Truco es el caso principal que se demuestra en la obra como el último vínculo con la vida que posee un hombre apestado por las doctrinas ideológicas elevadas al nivel de ser y de actuar como armas de represión. Truco, el perro de Iván Cárdenas Maturell, que, como vimos, no dejó a su amo solo, ni siquiera en el último momento de su vida, el momento de su muerte, sino que murió fiel en la desgracia y junto a él.

 Los perros en esta novela de Padura, que no son solo los citados, y no se diga los de las clásicas de Mario Conde (Basura I y Basura II), son la vacuna en contra de todos los males ideológicos, el punto semiótico de reflexión en nuestra actualidad, y otro de los mensajes que este libro de Padura nos propone, más aún en este tiempo de pandemia: el hombre ya no puede ver la vida de soslayo, sino que la tiene que experimentar tal como lo hace un perro familiarizado con el mundo que le ha tocado vivir, pero sin perder la condición noble de existencia: la de ser fiel con la vida misma y no con las ideologías de poder que confinan al humano sin tiempos ni espacios. 
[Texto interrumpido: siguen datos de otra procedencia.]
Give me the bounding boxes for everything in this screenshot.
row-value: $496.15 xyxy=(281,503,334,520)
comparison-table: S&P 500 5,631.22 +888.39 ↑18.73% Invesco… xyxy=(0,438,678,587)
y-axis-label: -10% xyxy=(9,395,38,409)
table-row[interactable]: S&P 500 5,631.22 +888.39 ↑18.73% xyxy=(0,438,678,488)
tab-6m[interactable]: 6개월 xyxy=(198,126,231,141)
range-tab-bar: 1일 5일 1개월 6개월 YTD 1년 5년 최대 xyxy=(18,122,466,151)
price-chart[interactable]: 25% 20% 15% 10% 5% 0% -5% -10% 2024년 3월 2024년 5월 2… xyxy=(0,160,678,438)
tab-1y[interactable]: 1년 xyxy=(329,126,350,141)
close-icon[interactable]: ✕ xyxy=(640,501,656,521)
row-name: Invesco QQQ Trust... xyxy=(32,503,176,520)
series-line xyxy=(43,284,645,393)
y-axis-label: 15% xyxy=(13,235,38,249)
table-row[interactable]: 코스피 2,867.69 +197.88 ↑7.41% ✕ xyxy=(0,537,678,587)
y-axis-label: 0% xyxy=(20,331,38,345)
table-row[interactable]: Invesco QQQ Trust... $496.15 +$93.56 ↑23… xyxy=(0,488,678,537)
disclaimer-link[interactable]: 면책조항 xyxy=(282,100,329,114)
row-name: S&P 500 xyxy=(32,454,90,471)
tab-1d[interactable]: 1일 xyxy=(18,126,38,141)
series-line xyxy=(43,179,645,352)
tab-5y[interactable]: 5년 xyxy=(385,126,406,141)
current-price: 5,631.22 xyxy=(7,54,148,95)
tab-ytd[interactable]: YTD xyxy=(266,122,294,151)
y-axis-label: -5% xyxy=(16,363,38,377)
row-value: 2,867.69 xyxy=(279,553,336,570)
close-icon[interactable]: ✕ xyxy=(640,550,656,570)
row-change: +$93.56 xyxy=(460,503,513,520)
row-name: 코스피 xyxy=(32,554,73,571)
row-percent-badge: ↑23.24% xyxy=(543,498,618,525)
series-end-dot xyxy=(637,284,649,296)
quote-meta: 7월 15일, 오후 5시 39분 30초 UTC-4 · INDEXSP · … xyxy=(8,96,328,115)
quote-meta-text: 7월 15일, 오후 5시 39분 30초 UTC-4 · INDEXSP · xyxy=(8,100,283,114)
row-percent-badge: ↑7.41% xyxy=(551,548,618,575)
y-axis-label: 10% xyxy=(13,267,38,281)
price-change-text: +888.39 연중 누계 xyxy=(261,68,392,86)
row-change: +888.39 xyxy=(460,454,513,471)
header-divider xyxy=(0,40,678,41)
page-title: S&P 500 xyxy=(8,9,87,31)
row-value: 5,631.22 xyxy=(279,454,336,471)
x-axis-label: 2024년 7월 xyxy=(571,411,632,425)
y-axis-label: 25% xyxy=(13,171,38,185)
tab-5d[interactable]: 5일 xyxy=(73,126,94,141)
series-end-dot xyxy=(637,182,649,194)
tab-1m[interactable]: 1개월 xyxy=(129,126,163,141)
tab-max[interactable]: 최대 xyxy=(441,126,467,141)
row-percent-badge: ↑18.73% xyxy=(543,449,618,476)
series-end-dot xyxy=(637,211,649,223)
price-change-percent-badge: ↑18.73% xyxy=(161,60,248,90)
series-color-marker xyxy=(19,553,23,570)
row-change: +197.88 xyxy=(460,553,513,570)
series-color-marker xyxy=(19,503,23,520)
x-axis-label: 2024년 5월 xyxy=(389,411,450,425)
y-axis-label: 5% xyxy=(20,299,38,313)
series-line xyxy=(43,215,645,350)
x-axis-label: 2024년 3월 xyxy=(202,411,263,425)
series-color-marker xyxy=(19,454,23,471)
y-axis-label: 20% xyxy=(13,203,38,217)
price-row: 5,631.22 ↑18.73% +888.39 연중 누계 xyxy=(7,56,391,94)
Y así se deriva otro signo de interpretación contemporánea, el nivel de empatía que el hombre tiene con la vida, con la naturaleza y con las ánimas que componen su entorno. Y es ese nivel de empatía humana el que Padura nos revela con el primer encuentro de Ana e Iván; Ana, la última pareja de nuestro narrador y «la mujer que amaba a los perros». 

 

A veces soy tan exageradamente suspicaz que puedo llegar a pensar si todo aquel montaje de decisiones mundiales, nacionales y personales (se hablaba incluso del «fin de la historia», justo cuando nosotros comenzábamos a tener una idea de lo que había sido la historia del siglo XX) solo tuvo como objetivo que fuese yo quien recibiera, al final de una tarde lluviosa, a la joven desesperada y chorreante que, cargando entre sus brazos un poodle desgreñado, se presentó en la clínica y me suplicó que salvara a su perro, aquejado de una obstrucción intestinal. Como eran más de las cuatro y los doctores ya se habían fugado, le expliqué a la muchacha (ella y el perro temblaban de frío y, observándolos, sentí que la voz no quería salirme) que allí no se podía hacer nada. Entonces la vi deshacerse en llanto: su perro se le moría, me dijo, los dos veterinarios que lo habían visto no tenían anestesia para operarlo, y como no había guaguas en la ciudad, ella había venido caminando bajo la lluvia y con su perro en brazos desde La Habana Vieja, y yo tenía que hacer algo, por amor de Dios. ¿Algo? Todavía me pregunto cómo es posible que me atreviera, o si en realidad yo estaba deseando atreverme, pero después de explicarle a la muchacha que yo no era veterinario y de exigirle que escribiera su ruego en un papel y lo firmara, liberándome de toda responsabilidad, el moribundo Tato se convirtió en mi primer paciente quirúrgico. Si el Dios invocado por la muchacha alguna vez ha decidido proteger a un perro, tuvo que haber sido esa tarde, pues la operación, sobre la cual tanto había leído y que había visto realizar más de una vez, resultó un éxito en la práctica…

 

Y esta es la operación literaria que Padura practica en la novela, la de la estructura literaria de El hombre que amaba a los perros, la cual formalmente se humaniza en nuestro tiempo con la total capacidad de improvisar significados a partir de los significantes más precarios que se puedan manifestar en la vida de los seres que, como Iván, como Ana, como Tato, como Truco, luchan en contra de todo mal que, por más que parezca incurable, siempre tendrá una mínima posibilidad de redención. 

Una diacronía que se emparenta entre dos tiempos, el literario de Padura y el histórico y real del 20-21, y que marca leyenda y contemporaneidad en El hombre que amaba a los perros.